Hi folks,
I’ve discovered a bug in installSnapshot RPC handler, causing the follower to
reply success where it actually failed.
org.apache.ratis.server.storage.SnapshotManager.java
public void installSnapshot(StateMachine stateMachine,
InstallSnapshotRequestProto request) throws IOException {
...
if (snapshotChunkRequest.getDone()) {
LOG.info("Install snapshot is done, renaming tnp dir:{} to:{}",
tmpDir, dir.getStateMachineDir());
dir.getStateMachineDir().delete(); // Here delete() may fail
tmpDir.renameTo(dir.getStateMachineDir());
}
}
After the follower receives the entire snapshot data, it will first store the
file in a tmp dir, then renames to StateMachineDir.
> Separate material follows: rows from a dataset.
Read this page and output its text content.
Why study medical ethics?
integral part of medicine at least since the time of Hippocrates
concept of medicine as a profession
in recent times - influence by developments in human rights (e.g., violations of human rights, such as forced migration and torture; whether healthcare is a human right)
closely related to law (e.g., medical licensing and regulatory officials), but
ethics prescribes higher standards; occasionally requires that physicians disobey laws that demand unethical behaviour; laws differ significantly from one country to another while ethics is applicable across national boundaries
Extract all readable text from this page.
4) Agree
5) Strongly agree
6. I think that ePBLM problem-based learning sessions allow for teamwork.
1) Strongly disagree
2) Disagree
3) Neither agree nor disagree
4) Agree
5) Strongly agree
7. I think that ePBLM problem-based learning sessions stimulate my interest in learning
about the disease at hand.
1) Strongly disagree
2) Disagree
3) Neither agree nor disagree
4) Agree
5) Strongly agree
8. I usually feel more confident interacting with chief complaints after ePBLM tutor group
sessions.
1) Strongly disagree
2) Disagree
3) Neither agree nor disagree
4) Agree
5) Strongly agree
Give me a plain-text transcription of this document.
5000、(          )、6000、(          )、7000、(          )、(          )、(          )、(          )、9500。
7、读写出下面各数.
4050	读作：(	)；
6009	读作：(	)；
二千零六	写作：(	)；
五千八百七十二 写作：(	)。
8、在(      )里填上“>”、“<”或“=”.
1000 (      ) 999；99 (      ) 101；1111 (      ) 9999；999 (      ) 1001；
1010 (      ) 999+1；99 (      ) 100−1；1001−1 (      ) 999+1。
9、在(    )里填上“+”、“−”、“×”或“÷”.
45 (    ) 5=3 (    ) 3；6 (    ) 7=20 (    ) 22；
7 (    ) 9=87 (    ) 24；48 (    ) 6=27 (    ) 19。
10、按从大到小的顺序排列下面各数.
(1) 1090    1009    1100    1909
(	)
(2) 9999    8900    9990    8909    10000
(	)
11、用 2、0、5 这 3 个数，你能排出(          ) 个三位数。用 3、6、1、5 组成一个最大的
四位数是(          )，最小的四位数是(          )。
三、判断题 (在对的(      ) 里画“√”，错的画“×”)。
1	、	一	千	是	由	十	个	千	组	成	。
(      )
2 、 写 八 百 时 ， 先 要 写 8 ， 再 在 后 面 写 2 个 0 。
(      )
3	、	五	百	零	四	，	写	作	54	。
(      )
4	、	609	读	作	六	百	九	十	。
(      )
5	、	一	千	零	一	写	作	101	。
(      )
However, when the
StateMachineDir is not empty, delete() will fail, and renamTo() will fail too.
Under this scenario, the latest snapshot file will remain in tmp dir and the
statemachine cannot fetch the this snapshot.
The StateMachineDir can be non-empty since the old installed snapshots are
stored in StateMachineDir and may not be cleaned up due to retention policy,
next time when leader want to install snapshot again this circumstance will
appear.
Thanks!
William Song
Apache IoTDB